I asked if it was possible that was his brother.
‘Yes, sir, he is my brother Henry.
The same mother bore us-the same mother nursed us. We meet the first time for seven years. I belong to the Washington Artillery, from New Orleans-he to the 1st Minnesota Infantry.
By the merest chance I learned he was here wounded, and sought him out to nurse and attend him.’
Thus they met-one from the far North, the other from the extreme South--on a bloody field in Virginia — in a miserable stable, far away from their mother, home, and friends-both wounded — the infantryman by a musket ball in the right shoulder, the artilleryman by the wheel of a caisson over his left hand.

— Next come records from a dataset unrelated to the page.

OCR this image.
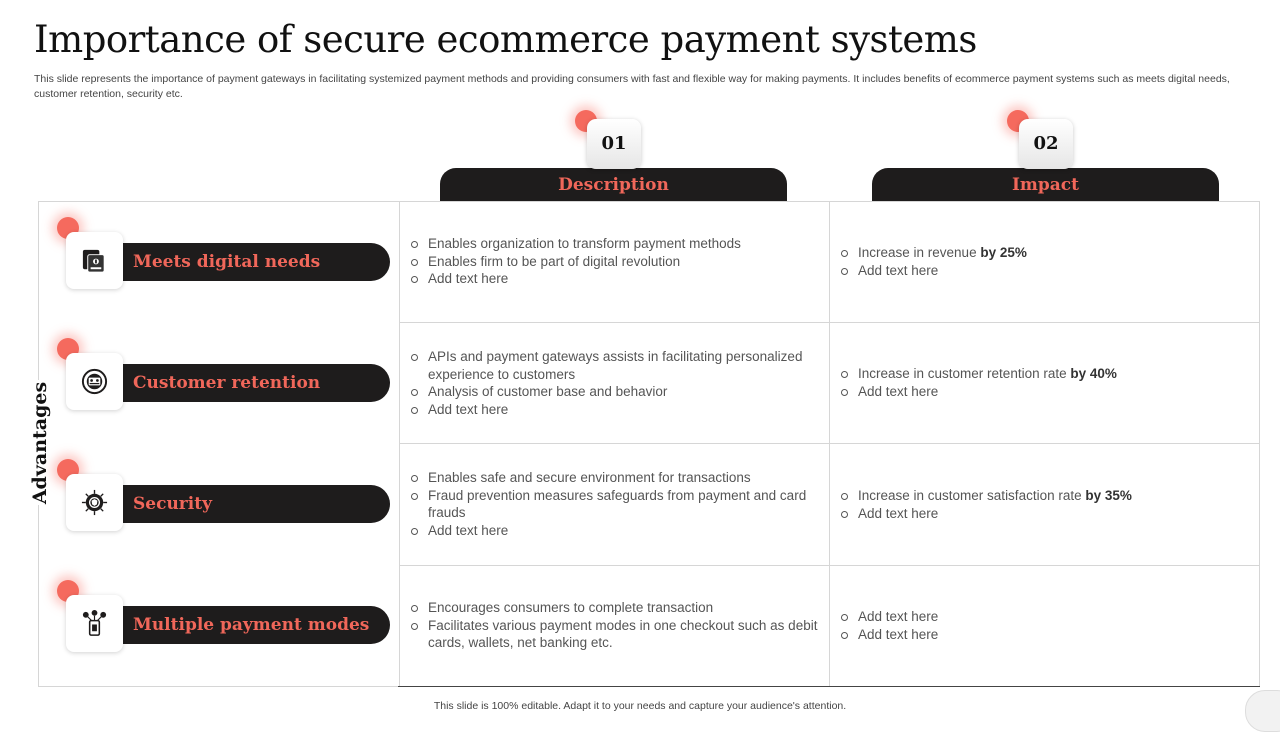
Importance of secure ecommerce payment systems
This slide represents the importance of payment gateways in facilitating systemized payment methods and providing consumers with fast and flexible way for making payments. It includes benefits of ecommerce payment systems such as meets digital needs, customer retention, security etc.
Advantages
Description
01
Impact
02
Meets digital needs
Enables organization to transform payment methods
Enables firm to be part of digital revolution
Add text here
Increase in revenue by 25%
Add text here
Customer retention
APIs and payment gateways assists in facilitating personalized experience to customers
Analysis of customer base and behavior
Add text here
Increase in customer retention rate by 40%
Add text here
Security
Enables safe and secure environment for transactions
Fraud prevention measures safeguards from payment and card frauds
Add text here
Increase in customer satisfaction rate by 35%
Add text here
Multiple payment modes
Encourages consumers to complete transaction
Facilitates various payment modes in one checkout such as debit cards, wallets, net banking etc.
Add text here
Add text here
This slide is 100% editable. Adapt it to your needs and capture your audience's attention.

Thus they met after an absence of seven years. Their names are Frederick Hubbard, Washington Artillery, and Henry Hubbard, 1st Minnesota Infantry.
We met a surgeon of one of the Alabama regiments and related the case to him, and requested, for the sake of the artilleryman, that his brother might be cared for. He immediately examined and dressed his wounds, and sent off in haste for an ambulance to take the wounded ‘ Yankee’ to his own regimental hospital.
Alas! that our country should ever have been visited by a war in which brother was often thus arrayed against brother.
Another sad incident of the same kind was related by
the Hon. Lewis D. Campbell, of
Ohio:
I had two brothers in the war; one in the Confederate army in Texas, and the other in the Union army.
They were sons of one who, at the age of seventeen, fought at the battle of Eutaw Springs. One of my brothers, at the head of a regiment of Texans, fell in Louisiana, and the other, at the head of a Union regiment, fell at the battle of Chancellorsville.